Books on Board

December 07, 2006

For American Bird Lovers

Bird Songs is an amazing book that apart from the accurate description and pictures of 250 different birds of North America, it has a digital audio-player that allows the reader to listen to the songs and calls of every bird depicted in the book, from wild turkey to trumpeter swan and from American robin to lark sparrow.

December 06, 2006

Postcards and Secrets

What is a secret? Something that only a few people know and for some reason don't tell others, perhaps something that just one person know or feel. What happens to secrets? Well, there is always the temptation of telling secrets to another person. So, what if someone ask high school and college students to send him their secrets anonymously in a especially designed postcard? He receives hundreds of postcards telling him all kind of secrets. Then there are enough secrets to make a very special book: My Secret: A Postsecret Book.

December 04, 2006

A 1000 Places Journey

Taking into account that at the moment there are 814 sites in 138 countries declared World Heritage by UNESCO, and that there are still lots of sites that may be included in this list in the future, then the book 1000 Places To See Before You Die by author Patricia Schultz sounds very interesting for both the armchair explorer and the real traveler.

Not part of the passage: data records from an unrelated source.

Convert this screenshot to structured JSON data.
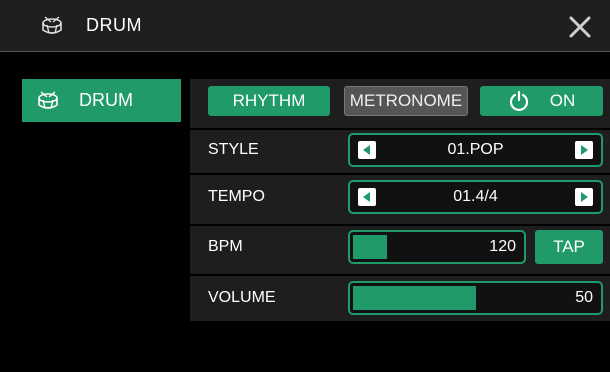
{
  "header": {
    "title": "DRUM",
    "icon": "drum-icon",
    "close_icon": "close-icon"
  },
  "sidebar": {
    "items": [
      {
        "label": "DRUM",
        "icon": "drum-icon",
        "selected": true
      }
    ]
  },
  "tabs": {
    "rhythm_label": "RHYTHM",
    "metronome_label": "METRONOME",
    "power_label": "ON",
    "power_icon": "power-icon"
  },
  "rows": {
    "style": {
      "label": "STYLE",
      "value": "01.POP"
    },
    "tempo": {
      "label": "TEMPO",
      "value": "01.4/4"
    },
    "bpm": {
      "label": "BPM",
      "value": "120",
      "level": 0.2,
      "tap_label": "TAP"
    },
    "volume": {
      "label": "VOLUME",
      "value": "50",
      "level": 0.5
    }
  },
  "colors": {
    "accent": "#1f9a68",
    "panel": "#1e1e1e",
    "header": "#1f1f1f",
    "background": "#000000",
    "inactive_tab": "#555555"
  }
}
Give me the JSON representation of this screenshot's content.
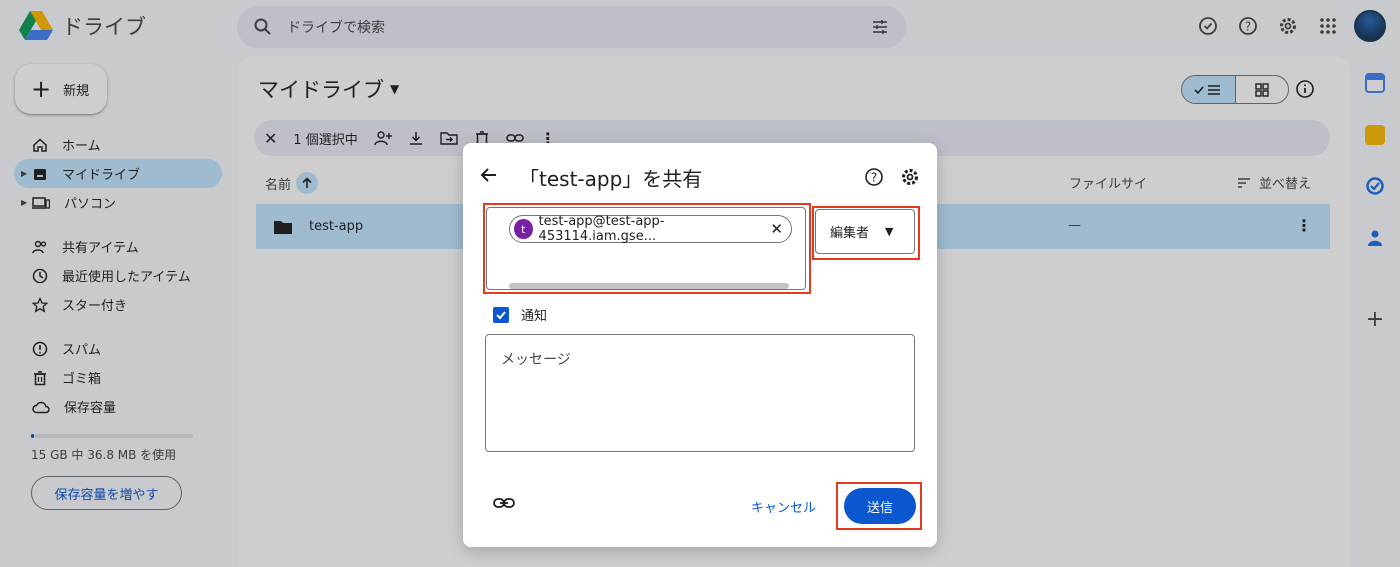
{
  "app": {
    "title": "ドライブ"
  },
  "search": {
    "placeholder": "ドライブで検索"
  },
  "sidebar": {
    "new_label": "新規",
    "items": [
      {
        "label": "ホーム"
      },
      {
        "label": "マイドライブ"
      },
      {
        "label": "パソコン"
      },
      {
        "label": "共有アイテム"
      },
      {
        "label": "最近使用したアイテム"
      },
      {
        "label": "スター付き"
      },
      {
        "label": "スパム"
      },
      {
        "label": "ゴミ箱"
      },
      {
        "label": "保存容量"
      }
    ],
    "storage_text": "15 GB 中 36.8 MB を使用",
    "storage_fraction": 0.0024,
    "storage_button": "保存容量を増やす"
  },
  "main": {
    "title": "マイドライブ",
    "selection_text": "1 個選択中",
    "columns": {
      "name": "名前",
      "size": "ファイルサイ",
      "sort": "並べ替え"
    },
    "files": [
      {
        "name": "test-app",
        "size": "—"
      }
    ]
  },
  "dialog": {
    "title": "「test-app」を共有",
    "recipient_initial": "t",
    "recipient_email": "test-app@test-app-453114.iam.gse...",
    "role": "編集者",
    "notify_label": "通知",
    "message_placeholder": "メッセージ",
    "cancel_label": "キャンセル",
    "send_label": "送信"
  },
  "colors": {
    "accent": "#0b57d0",
    "selected_bg": "#c2e7ff",
    "highlight": "#e53a1f"
  }
}
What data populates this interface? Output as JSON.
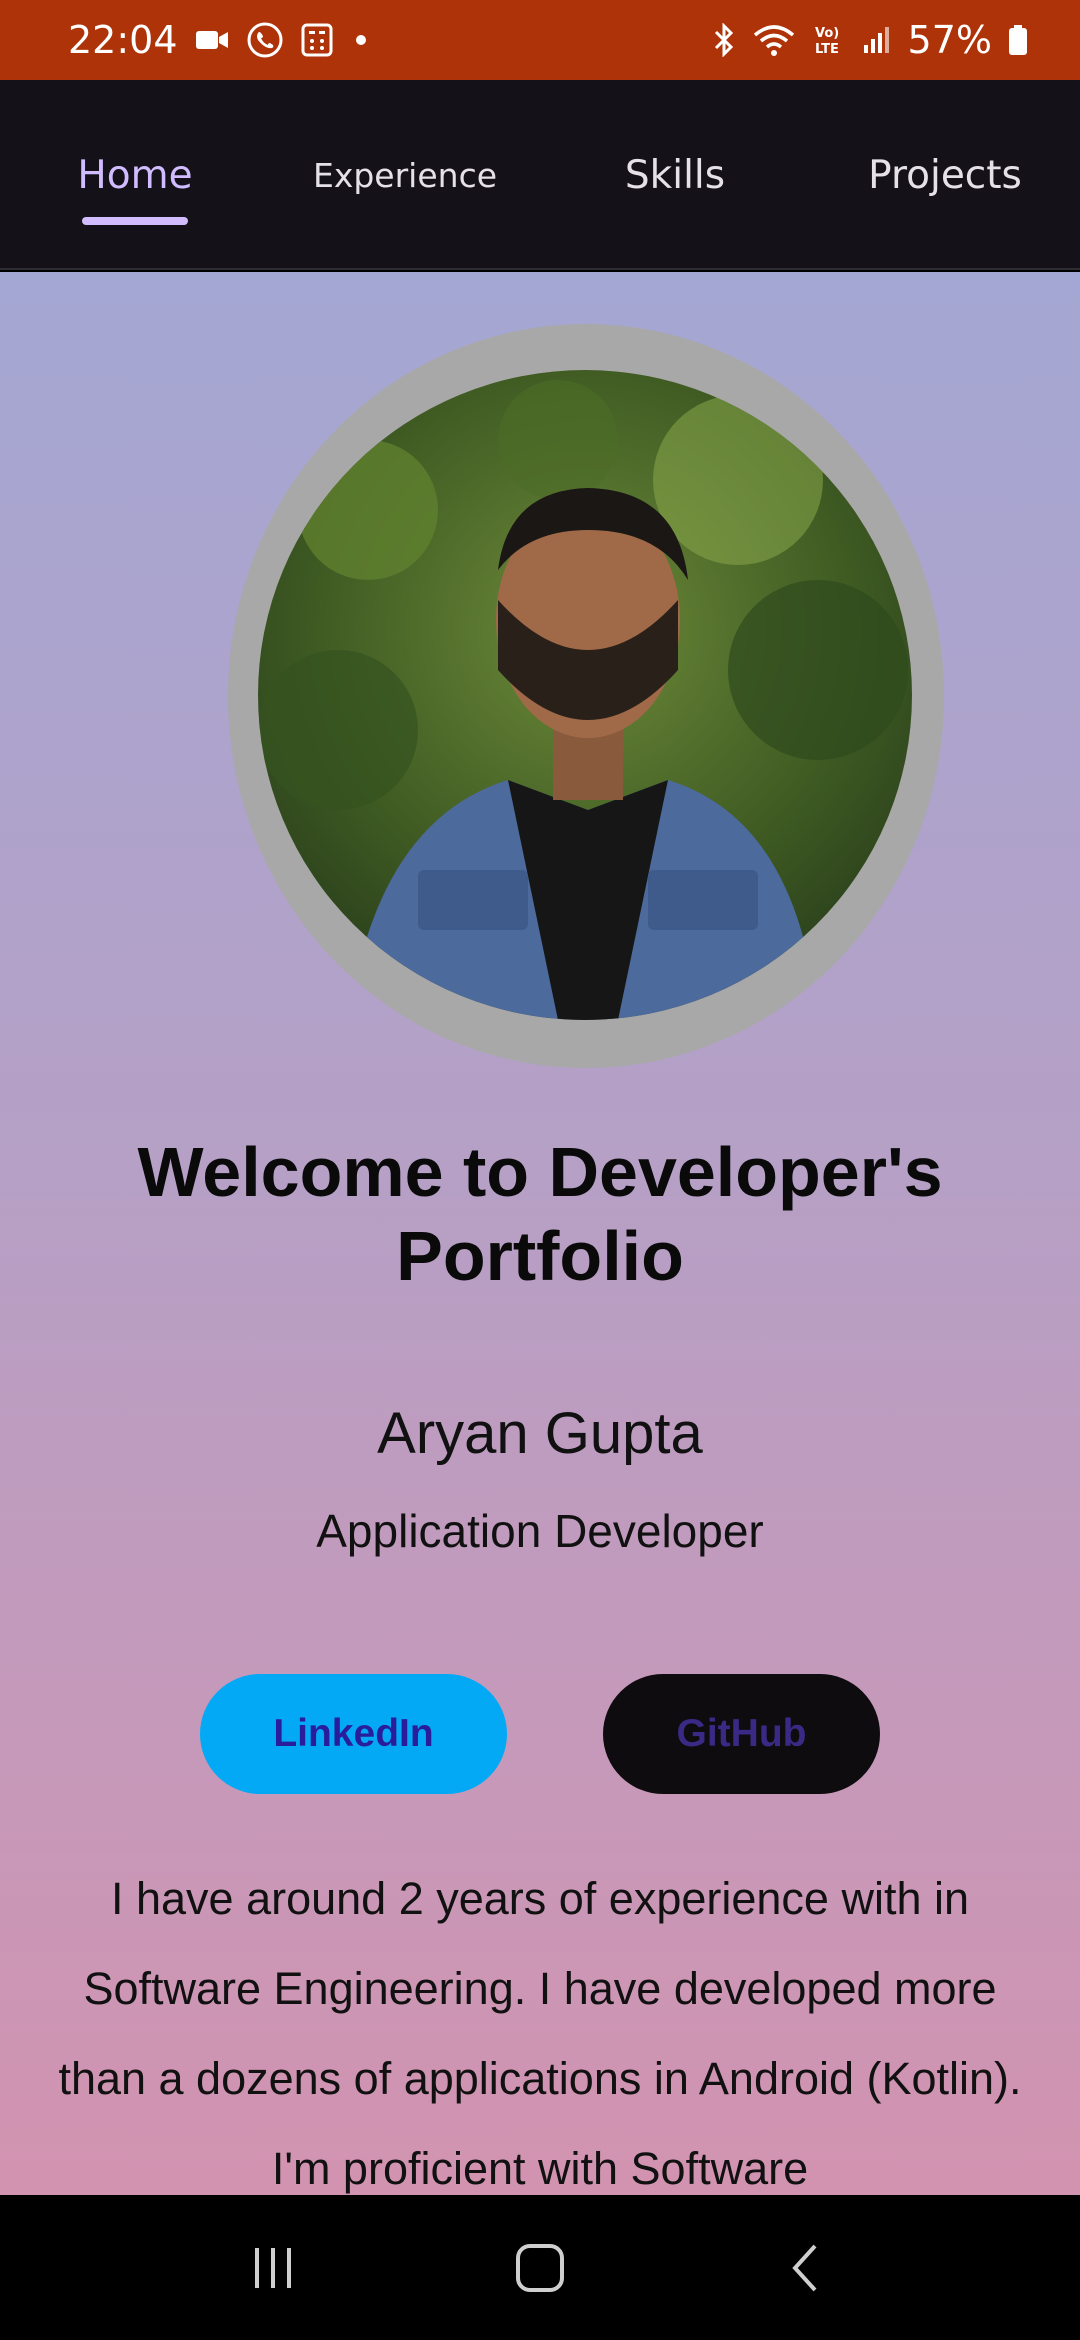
{
  "status_bar": {
    "time": "22:04",
    "battery": "57%",
    "icons_left": [
      "video-call-icon",
      "whatsapp-call-icon",
      "calculator-icon",
      "notification-dot"
    ],
    "icons_right": [
      "bluetooth-icon",
      "wifi-icon",
      "volte-icon",
      "signal-icon",
      "battery-icon"
    ]
  },
  "tabs": [
    {
      "label": "Home",
      "active": true
    },
    {
      "label": "Experience",
      "active": false
    },
    {
      "label": "Skills",
      "active": false
    },
    {
      "label": "Projects",
      "active": false
    }
  ],
  "home": {
    "title": "Welcome to Developer's Portfolio",
    "name": "Aryan Gupta",
    "role": "Application Developer",
    "linkedin_label": "LinkedIn",
    "github_label": "GitHub",
    "bio": "I have around 2 years of experience with in Software Engineering. I have developed more than a dozens of applications in Android (Kotlin). I'm proficient with Software"
  },
  "nav_bar": {
    "icons": [
      "recent-apps-icon",
      "home-icon",
      "back-icon"
    ]
  },
  "colors": {
    "status_bar": "#ae3308",
    "tab_bar": "#141218",
    "tab_active": "#d0bcff",
    "linkedin_button": "#03a9f4",
    "github_button": "#0e0c0e"
  }
}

This book will take the reader from Edinburgh Castle to Machu Picchu and from the old Cairo to the city of Prague. An excellent book for any library.

December 01, 2006

Long Journey Through China

In the 1930s, Peter Fleming was a famous journalist, always ready to participate in difficult travels through isolated and unknown regions of the world. The accounts of his travels are written in a particularly elegant style and with a lot of humour to tell the small misfortunes that here and there happens to all travellers. Among his books, it is specially interesting
News from Tartary: A Journey from Pekin to Kashmir
. There Fleming tells the long journey he made in the company of the Swiss explorer Ella (Kini) Maillart, who was as stubborn as Fleming himself. In those years the north of China was invaded by Japan, and there was a Civil War between the communist guerrilla and the nationalist Chinese government, so it didn't seem a good idea to even think in such a journey. But Fleming and Maillart were determined to travel to India through Sinkiang territory. Old trucks and camels were the means of transportation used by the travellers who most of the time were running away from Chinese authorities in this Tintin like adventure.